Are you religious? she’d asked. No, he’d said, and only later did he wonder why.  

 

***

 

The next day, the car was clawed out with a crane and loaded onto a truck. Sitting there, on his bed in the hospital room, papery white curtains, the smell of something about to burn—Sam wanted a look at it. He didn’t know if it was still his car. What that meant. He’d made the claim. So it was the insurance company’s now, he guessed. What use would they have with it? He figured he could find where they’d taken it. 

The third junkyard said Yes sir and Sure you can come. But this isn’t a museum. You know that, the man said, and Sam nodded. Only once he’d hung up did he realize he didn’t speak. He only nodded, there on the hard blue plastic of the bed, the darkened room. Late light through the leaves. He thought he ought to know how to recognize trees. The curtains turned with the blown air. Little curtsies, hiding the pink sky outside. 

He was hurt but not how you’d imagine if you saw the car. He saw it the next day. Nurses said he was supposed to stay, teasing. Then they saw that he was serious and he was expressly recommended against discharge. But they gave him the papers to sign when he asked. There was a cab waiting in the roundabout. 

Everything there felt old already. The first he found was almost right. Same make, same model. But Jersey plates. But it had only been rear-ended. Sam was used to mirrors, doppelgangers. It all chalked up, but to what? Then the guy showed him the right car. The blood still where it was, on the seats and the rug, dry now. He could almost remember. The car was a tin can crumpled in your hand. 

He thought he’d go for a walk and began but the pain came. A little bit down from the junkyard there was a river. Sam stood above it and looked at the water. He knew you wanted water in a time like this. Lara with tubes and wires. Water purling. Still spots, churning and aerated. It felt like winter but he didn’t know how. He always loved the snow for the day it stayed clean. The river was an emptiness before him. He tossed a rock in. He pictured her body floating there, but the rock just sank. He thought about death long enough to find it dumb. 

He returned to the hospital as a visitor. Her first. He found her in a room just like his. Not like how he pictured. The tubes were beneath her gown. Her hair was combed in shiny striations. She could speak. Where were you? She said it like a dare. He thought she’d be pretty much dead. 

From her room you could see an arc of road. The cars went on where they were headed, their yellow lights clipping parts of hanging trees. Giving them a moment of life, then moving on. Things only showed themselves so briefly.  

Now what, he thought.
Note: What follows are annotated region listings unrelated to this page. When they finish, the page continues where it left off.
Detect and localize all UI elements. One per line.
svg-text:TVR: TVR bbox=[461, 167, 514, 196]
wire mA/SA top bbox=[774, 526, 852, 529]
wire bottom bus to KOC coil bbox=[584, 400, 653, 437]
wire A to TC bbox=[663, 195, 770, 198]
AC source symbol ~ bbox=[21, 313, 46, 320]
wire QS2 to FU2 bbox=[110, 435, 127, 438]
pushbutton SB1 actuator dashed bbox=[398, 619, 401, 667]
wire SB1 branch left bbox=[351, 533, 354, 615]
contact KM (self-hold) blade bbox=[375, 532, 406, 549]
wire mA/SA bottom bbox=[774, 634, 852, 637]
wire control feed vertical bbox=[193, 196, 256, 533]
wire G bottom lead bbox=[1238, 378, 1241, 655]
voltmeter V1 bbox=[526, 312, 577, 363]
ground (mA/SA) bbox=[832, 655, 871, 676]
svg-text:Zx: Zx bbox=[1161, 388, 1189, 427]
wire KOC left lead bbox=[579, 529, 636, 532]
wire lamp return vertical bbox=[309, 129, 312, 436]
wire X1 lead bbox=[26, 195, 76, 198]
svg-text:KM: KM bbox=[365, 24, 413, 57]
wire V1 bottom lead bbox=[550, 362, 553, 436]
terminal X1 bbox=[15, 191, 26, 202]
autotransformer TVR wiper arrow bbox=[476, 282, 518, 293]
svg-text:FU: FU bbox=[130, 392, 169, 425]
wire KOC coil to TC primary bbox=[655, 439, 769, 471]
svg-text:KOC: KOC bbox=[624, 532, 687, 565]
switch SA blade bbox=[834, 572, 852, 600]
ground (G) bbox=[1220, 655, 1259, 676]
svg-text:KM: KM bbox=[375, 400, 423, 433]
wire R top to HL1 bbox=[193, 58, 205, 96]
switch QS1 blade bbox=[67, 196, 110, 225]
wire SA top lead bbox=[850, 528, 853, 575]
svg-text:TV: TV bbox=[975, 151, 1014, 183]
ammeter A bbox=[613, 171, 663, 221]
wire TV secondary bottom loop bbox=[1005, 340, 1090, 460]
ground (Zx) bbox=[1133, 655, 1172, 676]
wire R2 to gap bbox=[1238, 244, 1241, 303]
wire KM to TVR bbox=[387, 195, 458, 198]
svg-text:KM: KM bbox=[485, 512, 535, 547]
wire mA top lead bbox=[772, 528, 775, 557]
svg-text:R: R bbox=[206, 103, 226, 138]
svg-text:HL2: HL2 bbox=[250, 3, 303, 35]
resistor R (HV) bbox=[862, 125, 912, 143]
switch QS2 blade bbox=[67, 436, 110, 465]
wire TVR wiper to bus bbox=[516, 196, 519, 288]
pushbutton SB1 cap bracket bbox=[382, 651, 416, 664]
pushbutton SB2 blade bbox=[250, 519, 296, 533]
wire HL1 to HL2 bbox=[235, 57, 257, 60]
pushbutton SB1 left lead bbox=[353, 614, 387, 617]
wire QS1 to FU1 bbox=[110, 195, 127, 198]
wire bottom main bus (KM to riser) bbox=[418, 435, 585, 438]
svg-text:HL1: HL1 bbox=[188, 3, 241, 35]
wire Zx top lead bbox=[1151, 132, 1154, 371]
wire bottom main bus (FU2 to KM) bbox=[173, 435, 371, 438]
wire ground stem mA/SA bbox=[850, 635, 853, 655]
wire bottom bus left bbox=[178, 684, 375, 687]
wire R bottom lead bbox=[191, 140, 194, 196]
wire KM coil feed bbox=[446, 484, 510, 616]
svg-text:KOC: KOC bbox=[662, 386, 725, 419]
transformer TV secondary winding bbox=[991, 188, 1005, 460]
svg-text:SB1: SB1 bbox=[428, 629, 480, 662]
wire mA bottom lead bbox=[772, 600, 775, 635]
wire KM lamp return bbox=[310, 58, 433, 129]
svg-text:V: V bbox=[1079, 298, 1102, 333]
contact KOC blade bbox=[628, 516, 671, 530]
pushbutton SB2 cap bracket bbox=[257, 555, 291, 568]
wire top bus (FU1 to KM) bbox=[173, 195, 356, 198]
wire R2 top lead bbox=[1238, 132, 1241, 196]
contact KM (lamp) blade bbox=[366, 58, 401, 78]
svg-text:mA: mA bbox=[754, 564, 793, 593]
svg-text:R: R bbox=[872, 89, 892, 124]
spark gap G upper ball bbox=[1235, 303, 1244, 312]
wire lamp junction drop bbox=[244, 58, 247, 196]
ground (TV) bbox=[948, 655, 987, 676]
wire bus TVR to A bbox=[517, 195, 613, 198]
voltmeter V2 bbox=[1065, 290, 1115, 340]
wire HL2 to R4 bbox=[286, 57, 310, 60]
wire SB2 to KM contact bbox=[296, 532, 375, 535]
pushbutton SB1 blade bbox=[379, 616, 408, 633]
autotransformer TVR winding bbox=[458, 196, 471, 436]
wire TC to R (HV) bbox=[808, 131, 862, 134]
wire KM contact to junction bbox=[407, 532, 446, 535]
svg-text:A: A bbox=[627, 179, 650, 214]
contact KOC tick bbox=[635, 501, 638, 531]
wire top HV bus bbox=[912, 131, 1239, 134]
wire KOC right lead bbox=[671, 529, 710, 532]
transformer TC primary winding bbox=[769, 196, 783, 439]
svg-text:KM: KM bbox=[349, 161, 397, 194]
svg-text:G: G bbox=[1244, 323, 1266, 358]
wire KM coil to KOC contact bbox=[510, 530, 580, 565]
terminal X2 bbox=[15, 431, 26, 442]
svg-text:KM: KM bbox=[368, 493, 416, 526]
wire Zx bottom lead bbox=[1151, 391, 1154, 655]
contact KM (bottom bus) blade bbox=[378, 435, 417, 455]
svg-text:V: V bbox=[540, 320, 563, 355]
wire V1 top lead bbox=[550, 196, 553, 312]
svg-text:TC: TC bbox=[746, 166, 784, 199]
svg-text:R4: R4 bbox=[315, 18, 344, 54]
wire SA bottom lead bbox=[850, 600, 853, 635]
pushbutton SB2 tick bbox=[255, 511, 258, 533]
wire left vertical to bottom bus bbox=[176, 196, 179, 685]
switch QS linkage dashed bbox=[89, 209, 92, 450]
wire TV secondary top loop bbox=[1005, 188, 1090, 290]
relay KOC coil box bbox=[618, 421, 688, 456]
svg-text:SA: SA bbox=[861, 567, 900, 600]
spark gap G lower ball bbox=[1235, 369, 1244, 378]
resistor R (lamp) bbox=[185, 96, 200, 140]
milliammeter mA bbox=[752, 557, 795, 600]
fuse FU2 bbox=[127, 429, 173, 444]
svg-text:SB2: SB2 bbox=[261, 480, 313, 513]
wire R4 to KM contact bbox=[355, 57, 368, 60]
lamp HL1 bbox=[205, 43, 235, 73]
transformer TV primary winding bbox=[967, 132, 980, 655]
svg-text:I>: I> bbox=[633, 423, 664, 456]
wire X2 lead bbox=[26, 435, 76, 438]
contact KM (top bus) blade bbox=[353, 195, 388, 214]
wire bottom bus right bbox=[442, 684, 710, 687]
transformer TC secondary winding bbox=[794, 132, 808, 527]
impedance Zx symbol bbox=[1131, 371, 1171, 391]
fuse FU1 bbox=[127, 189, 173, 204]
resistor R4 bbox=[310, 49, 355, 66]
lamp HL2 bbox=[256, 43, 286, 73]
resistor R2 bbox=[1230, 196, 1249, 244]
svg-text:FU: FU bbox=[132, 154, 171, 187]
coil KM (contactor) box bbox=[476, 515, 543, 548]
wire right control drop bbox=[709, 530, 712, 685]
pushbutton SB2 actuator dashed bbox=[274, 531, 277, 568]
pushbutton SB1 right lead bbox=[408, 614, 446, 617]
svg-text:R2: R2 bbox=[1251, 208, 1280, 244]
This was no way to leave things. He walked the room, from window to bedside. In memory he’s alone with her. For another hour, two, as she slept. His hand on her leg. He shouldn’t notice the pattern on the sheets, little brown horses on round hills. The road outside. Cars moved so slowly from this vantage. More time passed between each. Strange how time does that, placing dark bodies in the driver’s seats. Carts in the hall.  Nurses must’ve come to monitor things. Take her blood and make note of the numbers on the screens. That’s what they do. They make it so when you look back, when you think you’re a real fool for what you didn’t say, you think, No, I wasn’t alone. I wasn’t even really there. 


Alexander Fredman is a writer living in New York. He teaches at The City College of New York. His work has appeared in Heavy Feather Review, Hobart, and Dark Mountain.